Here in the West we date printing from roughly 1440 when Gutenberg invented the printing press, however the Chinese invented movable clay type even earlier – in 1041. So that’s about 1000 years of print.
That long tradition of print on paper was broken long before the invention of the Kindle – think about reading, and writing, on personal computers – but mass market books that do not rely on paper most definitely date from the introduction of the Kindle.
None of this is news to us. One way or another, none of us would be self-publishing if not for the Kindle, and Amazon. But now that we’ve made the leap to non-paper books, we have to accept that the changes have only just begun. Print lasted for a thousand years. Ereaders are changing every year, and taking the whole idea of books along with them.
One new innovation I discovered recently is something called Booktrack. .
As someone who writes speculative fiction, the idea of Booktrack delighted me at first.

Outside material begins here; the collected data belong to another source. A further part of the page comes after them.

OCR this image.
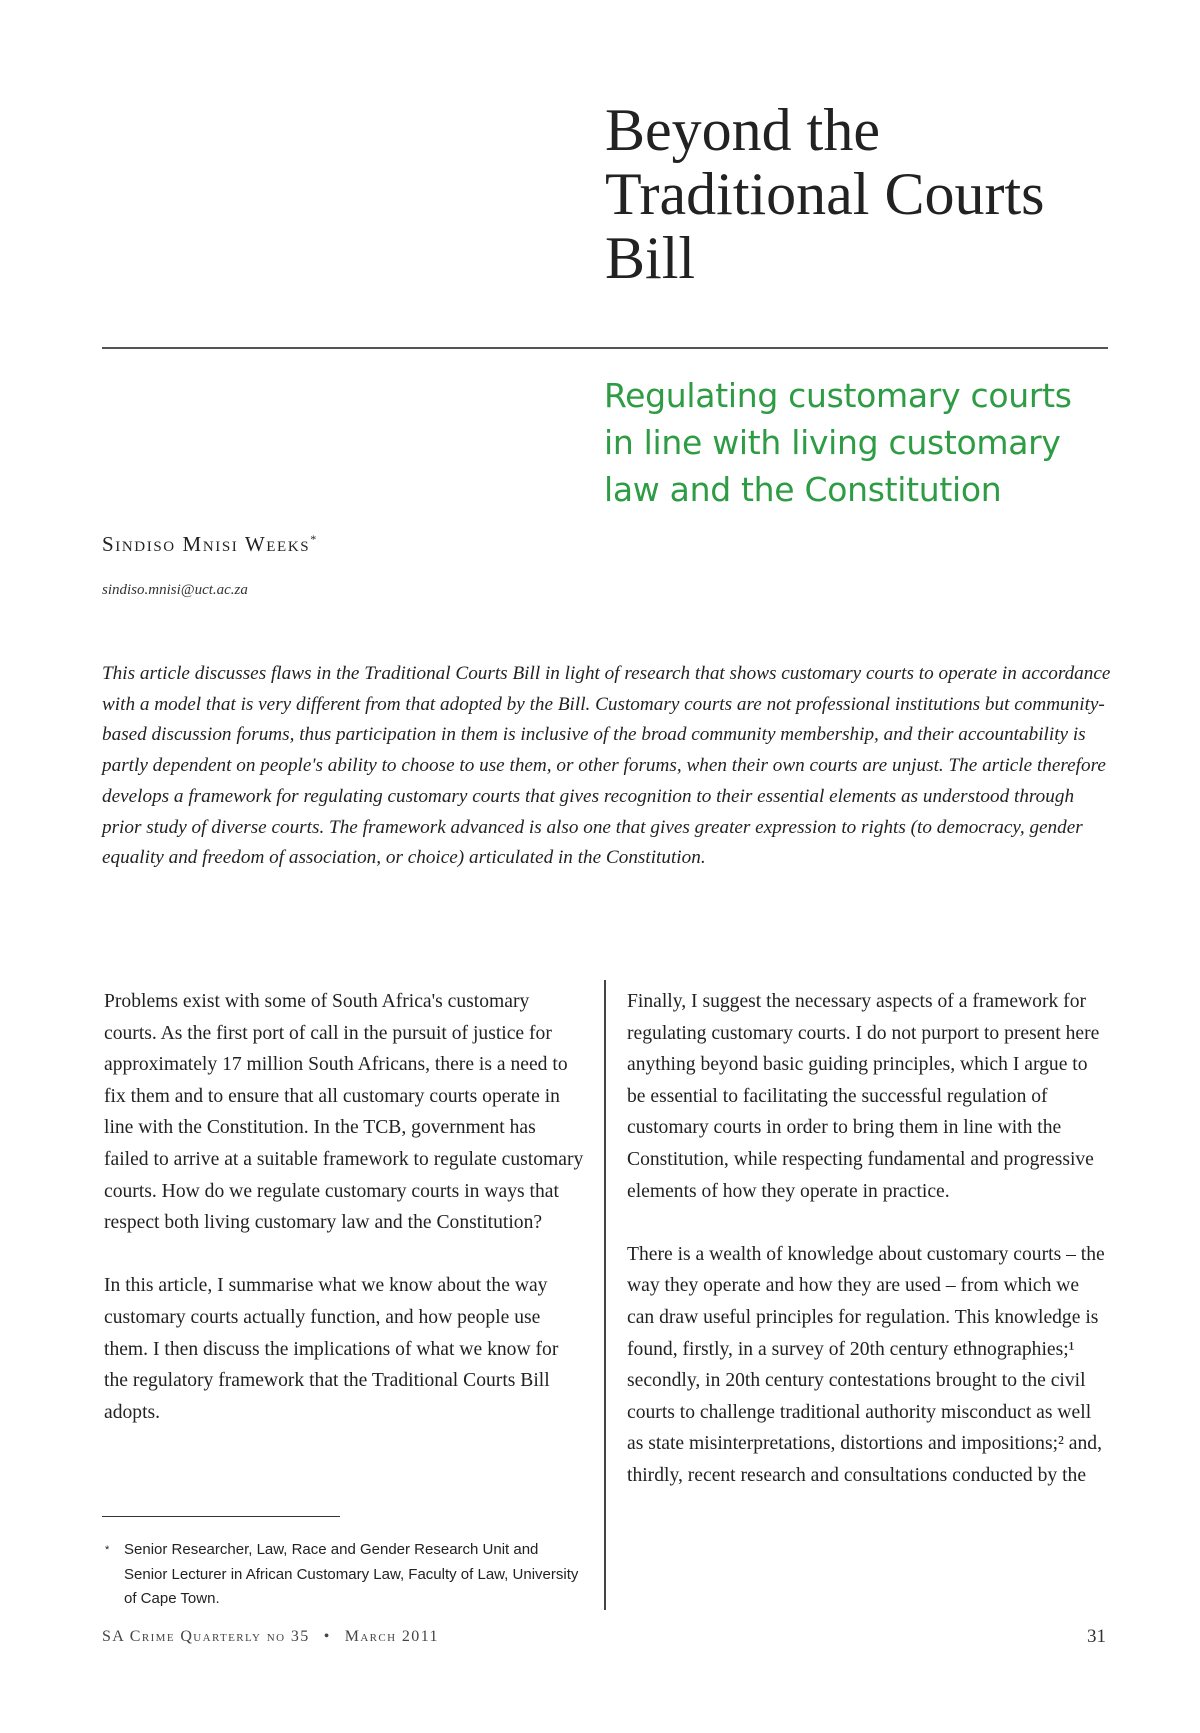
Beyond the
Traditional Courts
Bill
Regulating customary courts
in line with living customary
law and the Constitution
Sindiso Mnisi Weeks*
sindiso.mnisi@uct.ac.za

This article discusses flaws in the Traditional Courts Bill in light of research that shows customary courts to operate in accordance with a model that is very different from that adopted by the Bill. Customary courts are not professional institutions but community-based discussion forums, thus participation in them is inclusive of the broad community membership, and their accountability is partly dependent on people's ability to choose to use them, or other forums, when their own courts are unjust. The article therefore develops a framework for regulating customary courts that gives recognition to their essential elements as understood through prior study of diverse courts. The framework advanced is also one that gives greater expression to rights (to democracy, gender equality and freedom of association, or choice) articulated in the Constitution.

Problems exist with some of South Africa's customary courts. As the first port of call in the pursuit of justice for approximately 17 million South Africans, there is a need to fix them and to ensure that all customary courts operate in line with the Constitution. In the TCB, government has failed to arrive at a suitable framework to regulate customary courts. How do we regulate customary courts in ways that respect both living customary law and the Constitution?

In this article, I summarise what we know about the way customary courts actually function, and how people use them. I then discuss the implications of what we know for the regulatory framework that the Traditional Courts Bill adopts.

Finally, I suggest the necessary aspects of a framework for regulating customary courts. I do not purport to present here anything beyond basic guiding principles, which I argue to be essential to facilitating the successful regulation of customary courts in order to bring them in line with the Constitution, while respecting fundamental and progressive elements of how they operate in practice.

There is a wealth of knowledge about customary courts – the way they operate and how they are used – from which we can draw useful principles for regulation. This knowledge is found, firstly, in a survey of 20th century ethnographies;¹ secondly, in 20th century contestations brought to the civil courts to challenge traditional authority misconduct as well as state misinterpretations, distortions and impositions;² and, thirdly, recent research and consultations conducted by the

* Senior Researcher, Law, Race and Gender Research Unit and Senior Lecturer in African Customary Law, Faculty of Law, University of Cape Town.
SA Crime Quarterly no 35 • March 2011	31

In my head I pictured some reader thrilling to Two Steps From Hell as they read my sci-fi novel. What a great way to add extra emotional depth to my words!
But then I started having second thoughts. Epic, instrumental music makes me weep [in a good way], but country other kinds of music can literally make me cover my ears in pain. Clearly, good writing music is not necessarily the same as good reading music. But still…

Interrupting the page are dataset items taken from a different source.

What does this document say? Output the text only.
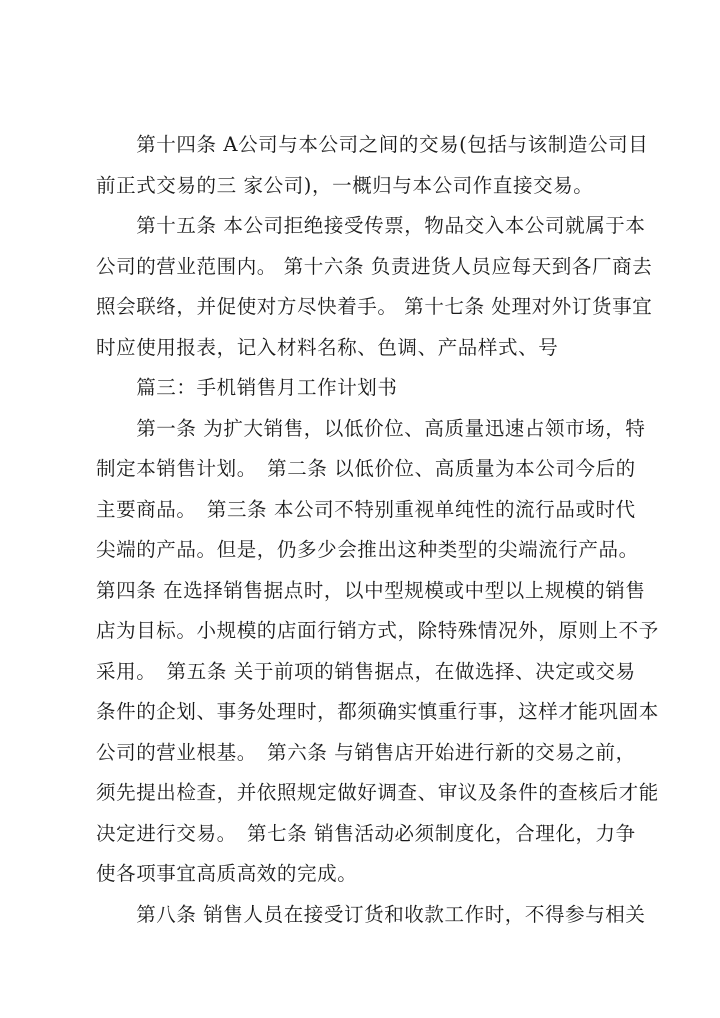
　　第十四条 A公司与本公司之间的交易(包括与该制造公司目
前正式交易的三 家公司)，一概归与本公司作直接交易。
　　第十五条 本公司拒绝接受传票，物品交入本公司就属于本
公司的营业范围内。 第十六条 负责进货人员应每天到各厂商去
照会联络，并促使对方尽快着手。 第十七条 处理对外订货事宜
时应使用报表，记入材料名称、色调、产品样式、号
　　篇三：手机销售月工作计划书
　　第一条 为扩大销售，以低价位、高质量迅速占领市场，特
制定本销售计划。　第二条 以低价位、高质量为本公司今后的
主要商品。　第三条 本公司不特别重视单纯性的流行品或时代
尖端的产品。但是，仍多少会推出这种类型的尖端流行产品。
第四条 在选择销售据点时，以中型规模或中型以上规模的销售
店为目标。小规模的店面行销方式，除特殊情况外，原则上不予
采用。　第五条 关于前项的销售据点，在做选择、决定或交易
条件的企划、事务处理时，都须确实慎重行事，这样才能巩固本
公司的营业根基。　第六条 与销售店开始进行新的交易之前，
须先提出检查，并依照规定做好调查、审议及条件的查核后才能
决定进行交易。　第七条 销售活动必须制度化，合理化，力争
使各项事宜高质高效的完成。
　　第八条 销售人员在接受订货和收款工作时，不得参与相关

To resolve this issue, I asked readers of my blog what they thought, and almost every single comment was negative. Most people said they preferred to read in peace and quiet. Some said that if they wanted a soundtrack they would watch a movie, or listen to their own music. Others queried more technical aspects, such as what would happen to the music if you went back to re-read a passage, or stopped to think about something you had read, etc. No one jumped up and down in excitement, not even my twenty-six year old daughter.

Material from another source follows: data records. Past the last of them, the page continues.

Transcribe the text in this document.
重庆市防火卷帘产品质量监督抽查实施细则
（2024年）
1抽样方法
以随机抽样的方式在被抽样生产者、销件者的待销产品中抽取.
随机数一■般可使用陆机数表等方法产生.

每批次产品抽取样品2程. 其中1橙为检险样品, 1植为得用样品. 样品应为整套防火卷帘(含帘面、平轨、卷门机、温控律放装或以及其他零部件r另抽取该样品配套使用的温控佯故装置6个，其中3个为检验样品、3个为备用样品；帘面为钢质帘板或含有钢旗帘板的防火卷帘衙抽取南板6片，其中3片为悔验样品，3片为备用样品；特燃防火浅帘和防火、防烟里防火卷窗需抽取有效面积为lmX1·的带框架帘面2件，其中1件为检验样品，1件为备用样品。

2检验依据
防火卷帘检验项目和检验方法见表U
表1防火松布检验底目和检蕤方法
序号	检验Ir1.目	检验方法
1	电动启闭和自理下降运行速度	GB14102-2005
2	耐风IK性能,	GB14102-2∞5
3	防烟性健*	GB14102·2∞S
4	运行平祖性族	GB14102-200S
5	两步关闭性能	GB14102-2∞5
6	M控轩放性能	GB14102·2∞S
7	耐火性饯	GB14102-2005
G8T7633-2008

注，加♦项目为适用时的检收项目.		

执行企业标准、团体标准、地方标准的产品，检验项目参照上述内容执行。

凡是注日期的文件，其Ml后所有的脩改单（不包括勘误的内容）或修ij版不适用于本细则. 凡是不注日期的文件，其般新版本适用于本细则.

Nonetheless, something keeps me thinking about Booktrack, or at least technology like it. All of this stuff is new, just as moving pictures were once new. Back in the days of silent movies, no one could have predicted that the piano tinkling away in the background would one day become the precursor to the movie soundtracks we now take for granted.
Booktrack may not be the tech of the future, but I believe some other tech will be.
The book, as we know it, has been around for a very long time, but now the times are a-changing and we have to change with them, or at least keep an open mind.
Is there any tech you would like to see in books?